CPJ contacted Zabihullah Mujahid, a Taliban spokesperson, for comment via messaging app but did not receive any response. 

Taliban urged to stop harassing journos

United Nations Assistance Mission in Afghanistan (UNAMA), journalists in Afghanistan are not safe, and violence against them persists. The office calls on the Taliban to stop harassing journalists and end extremely harsh and severe measures.

The UNAMA on Wednesday tweeted asking on the Taliban to release all detained media workers and journalists, and to stop torturing, arbitrarily detaining, and threatening journalists.

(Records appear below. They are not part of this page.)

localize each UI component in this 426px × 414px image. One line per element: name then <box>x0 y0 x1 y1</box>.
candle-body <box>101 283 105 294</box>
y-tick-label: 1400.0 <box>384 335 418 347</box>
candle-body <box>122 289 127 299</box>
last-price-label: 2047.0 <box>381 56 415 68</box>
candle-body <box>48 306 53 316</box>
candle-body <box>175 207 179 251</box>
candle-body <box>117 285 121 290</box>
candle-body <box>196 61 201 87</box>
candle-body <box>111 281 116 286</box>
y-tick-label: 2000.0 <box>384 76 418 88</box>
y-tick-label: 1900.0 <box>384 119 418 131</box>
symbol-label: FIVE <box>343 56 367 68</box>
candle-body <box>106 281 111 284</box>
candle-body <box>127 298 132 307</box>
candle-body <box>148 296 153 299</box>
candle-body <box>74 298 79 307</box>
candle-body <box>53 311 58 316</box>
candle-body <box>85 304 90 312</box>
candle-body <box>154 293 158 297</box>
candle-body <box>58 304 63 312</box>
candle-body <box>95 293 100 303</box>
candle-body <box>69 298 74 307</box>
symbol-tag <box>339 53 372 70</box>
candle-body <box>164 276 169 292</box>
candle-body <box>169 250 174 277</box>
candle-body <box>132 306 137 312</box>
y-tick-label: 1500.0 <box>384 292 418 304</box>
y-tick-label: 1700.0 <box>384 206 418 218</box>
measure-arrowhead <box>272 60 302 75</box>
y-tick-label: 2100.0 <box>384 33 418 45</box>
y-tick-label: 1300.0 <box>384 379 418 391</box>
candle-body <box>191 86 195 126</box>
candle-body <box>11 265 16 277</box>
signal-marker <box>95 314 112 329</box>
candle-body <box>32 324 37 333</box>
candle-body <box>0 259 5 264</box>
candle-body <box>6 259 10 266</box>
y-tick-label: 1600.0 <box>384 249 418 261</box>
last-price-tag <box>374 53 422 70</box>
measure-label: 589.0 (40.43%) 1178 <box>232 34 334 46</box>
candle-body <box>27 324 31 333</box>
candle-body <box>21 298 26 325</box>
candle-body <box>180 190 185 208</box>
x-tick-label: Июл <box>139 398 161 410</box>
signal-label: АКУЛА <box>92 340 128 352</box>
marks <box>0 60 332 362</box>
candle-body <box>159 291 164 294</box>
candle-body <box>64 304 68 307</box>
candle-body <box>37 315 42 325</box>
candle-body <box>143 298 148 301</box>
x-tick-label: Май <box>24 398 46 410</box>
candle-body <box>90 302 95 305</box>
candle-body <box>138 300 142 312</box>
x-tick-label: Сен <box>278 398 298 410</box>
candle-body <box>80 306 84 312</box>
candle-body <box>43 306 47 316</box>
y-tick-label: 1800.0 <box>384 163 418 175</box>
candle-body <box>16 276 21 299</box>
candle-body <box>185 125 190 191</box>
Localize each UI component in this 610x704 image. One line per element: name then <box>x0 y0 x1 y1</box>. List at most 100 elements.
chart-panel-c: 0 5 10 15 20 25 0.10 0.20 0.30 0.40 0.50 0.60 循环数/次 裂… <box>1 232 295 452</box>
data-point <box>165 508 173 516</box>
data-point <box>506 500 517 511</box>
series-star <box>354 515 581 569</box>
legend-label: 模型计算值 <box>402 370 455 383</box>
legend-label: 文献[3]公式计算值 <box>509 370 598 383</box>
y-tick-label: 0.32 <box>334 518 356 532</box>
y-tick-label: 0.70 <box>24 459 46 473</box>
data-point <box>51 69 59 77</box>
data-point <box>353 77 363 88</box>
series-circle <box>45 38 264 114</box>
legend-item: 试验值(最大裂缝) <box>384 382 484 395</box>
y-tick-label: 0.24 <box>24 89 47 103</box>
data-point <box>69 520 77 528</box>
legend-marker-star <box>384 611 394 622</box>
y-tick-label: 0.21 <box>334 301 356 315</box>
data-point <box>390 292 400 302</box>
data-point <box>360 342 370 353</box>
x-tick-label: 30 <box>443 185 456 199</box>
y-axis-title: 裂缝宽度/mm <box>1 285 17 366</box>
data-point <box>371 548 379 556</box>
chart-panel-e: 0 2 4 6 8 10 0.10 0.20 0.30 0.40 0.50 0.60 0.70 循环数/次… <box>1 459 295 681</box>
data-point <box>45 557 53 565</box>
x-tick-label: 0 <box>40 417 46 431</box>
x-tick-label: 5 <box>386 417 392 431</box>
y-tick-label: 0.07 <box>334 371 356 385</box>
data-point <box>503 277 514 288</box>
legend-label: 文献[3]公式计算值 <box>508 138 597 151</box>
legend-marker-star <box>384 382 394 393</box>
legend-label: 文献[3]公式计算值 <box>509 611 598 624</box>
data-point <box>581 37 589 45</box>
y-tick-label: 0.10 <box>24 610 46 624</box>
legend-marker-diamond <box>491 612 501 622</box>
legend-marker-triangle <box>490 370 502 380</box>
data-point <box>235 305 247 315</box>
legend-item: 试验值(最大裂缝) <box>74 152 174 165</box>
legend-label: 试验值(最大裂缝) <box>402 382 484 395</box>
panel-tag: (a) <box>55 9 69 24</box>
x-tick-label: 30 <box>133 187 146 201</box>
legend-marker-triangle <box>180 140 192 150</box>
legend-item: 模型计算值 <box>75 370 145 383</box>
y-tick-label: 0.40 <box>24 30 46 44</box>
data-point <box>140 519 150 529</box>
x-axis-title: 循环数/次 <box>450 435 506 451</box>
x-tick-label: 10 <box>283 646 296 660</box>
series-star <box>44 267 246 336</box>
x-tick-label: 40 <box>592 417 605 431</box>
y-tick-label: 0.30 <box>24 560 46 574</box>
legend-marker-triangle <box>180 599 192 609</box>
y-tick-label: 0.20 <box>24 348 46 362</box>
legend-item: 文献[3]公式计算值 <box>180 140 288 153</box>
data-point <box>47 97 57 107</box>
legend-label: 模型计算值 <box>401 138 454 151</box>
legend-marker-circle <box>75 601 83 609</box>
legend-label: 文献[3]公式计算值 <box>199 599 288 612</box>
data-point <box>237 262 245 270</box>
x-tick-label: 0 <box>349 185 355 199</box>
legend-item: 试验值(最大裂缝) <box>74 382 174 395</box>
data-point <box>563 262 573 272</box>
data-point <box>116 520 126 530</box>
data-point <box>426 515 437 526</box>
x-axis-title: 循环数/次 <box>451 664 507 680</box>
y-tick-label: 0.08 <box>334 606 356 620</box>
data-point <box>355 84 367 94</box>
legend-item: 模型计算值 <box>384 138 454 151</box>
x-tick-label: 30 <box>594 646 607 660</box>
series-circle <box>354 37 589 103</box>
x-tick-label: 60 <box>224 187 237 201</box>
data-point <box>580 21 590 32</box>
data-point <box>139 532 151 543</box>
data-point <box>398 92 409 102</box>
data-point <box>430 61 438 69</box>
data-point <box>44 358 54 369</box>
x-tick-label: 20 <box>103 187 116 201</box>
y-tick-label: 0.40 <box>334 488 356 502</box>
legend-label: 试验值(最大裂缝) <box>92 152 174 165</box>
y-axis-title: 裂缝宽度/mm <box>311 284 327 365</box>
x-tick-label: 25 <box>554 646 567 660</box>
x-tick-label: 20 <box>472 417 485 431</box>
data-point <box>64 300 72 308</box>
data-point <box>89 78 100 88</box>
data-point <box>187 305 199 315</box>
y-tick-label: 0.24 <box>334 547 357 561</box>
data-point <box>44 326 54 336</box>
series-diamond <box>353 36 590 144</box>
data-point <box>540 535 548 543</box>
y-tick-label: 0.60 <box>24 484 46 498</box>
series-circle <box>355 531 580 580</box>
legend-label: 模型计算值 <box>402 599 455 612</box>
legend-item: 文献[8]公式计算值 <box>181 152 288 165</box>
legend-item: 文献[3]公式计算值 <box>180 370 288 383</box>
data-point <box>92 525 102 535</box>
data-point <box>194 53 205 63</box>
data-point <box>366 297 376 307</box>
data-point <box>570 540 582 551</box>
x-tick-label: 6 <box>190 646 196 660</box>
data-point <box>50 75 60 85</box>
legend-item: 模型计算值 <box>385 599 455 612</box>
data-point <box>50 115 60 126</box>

In a statement on May 4, a day before the World Press Freedom Day, the UNAMA said they "deplore the erosion of rights for journalists and media institutions under the Taliban."

The Afghan media community then expressed concern over the lack of access to information and the uncertain fate of media in Afghanistan.

Refuting the allegations of imposing restrictions, the Taliban's spokesman Zabiullah Mujahid said they support the activities of the media in Afghanistan.

In the last seven months till May, nearly 140 incidents of harassment of Afghan journalists and media workers have been recorded, ToloNews reported citing figures of media-supporting institutions.

According to the Afghanistan Journalists Center, at least 80 journalists have been detained and tortured by the Taliban in the last nine months.

Other figures say over 45% of journalists have quit since the Taliban assumed power, either due to threats or to leave the country.